In lunary-ai/lunary version 1.2.5, an improper access control vulnerability exists due to a missing permission check in the `GET /v1/users/me/org` endpoint. The platform's role definitions restrict the `Prompt Editor` role to prompt management and project viewing/listing capabilities, explicitly excluding access to user information. However, the endpoint fails to enforce this restriction, allowing users with the `Prompt Editor` role to access the full list of users in the organization. This vulnerability allows unauthorized access to sensitive user information, violating the intended access controls.
An Improper Access Control vulnerability exists in the lunary-ai/lunary repository, affecting versions up to and including 1.2.2. The vulnerability allows unauthorized users to view any prompts in any projects by supplying a specific prompt ID to an endpoint that does not adequately verify the ownership of the prompt ID. This issue was fixed in version 1.2.25.

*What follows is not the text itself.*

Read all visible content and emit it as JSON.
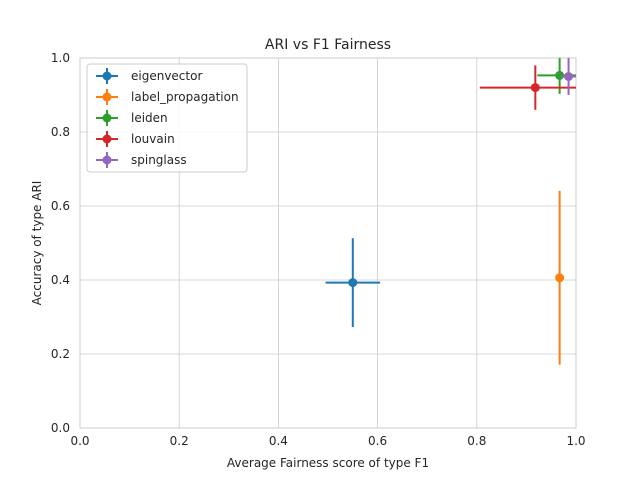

In lunary-ai/lunary version 1.2.4, an account takeover vulnerability exists due to the exposure of password recovery tokens in API responses. Specifically, when a user initiates the password reset process, the recovery token is included in the response of the `GET /v1/users/me/org` endpoint, which lists all users in a team. This allows any authenticated user to capture the recovery token of another user and subsequently change that user's password without consent, effectively taking over the account. The issue lies in the inclusion of the `recovery_token` attribute in the users object returned by the API.
An improper access control vulnerability exists in the lunary-ai/lunary repository, specifically within the versions.patch functionality for updating prompts. Affected versions include 1.2.2 up to but not including 1.2.25. The vulnerability allows unauthorized users to update prompt details due to insufficient access control checks. This issue was addressed and fixed in version 1.2.25.
An Insecure Direct Object Reference (IDOR) vulnerability was identified in lunary-ai/lunary, affecting versions up to and including 1.2.2. This vulnerability allows unauthorized users to view, update, or delete any dataset_prompt or dataset_prompt_variation within any dataset or project. The issue stems from improper access control checks in the dataset management endpoints, where direct references to object IDs are not adequately secured against unauthorized access. This vulnerability was fixed in version 1.2.25.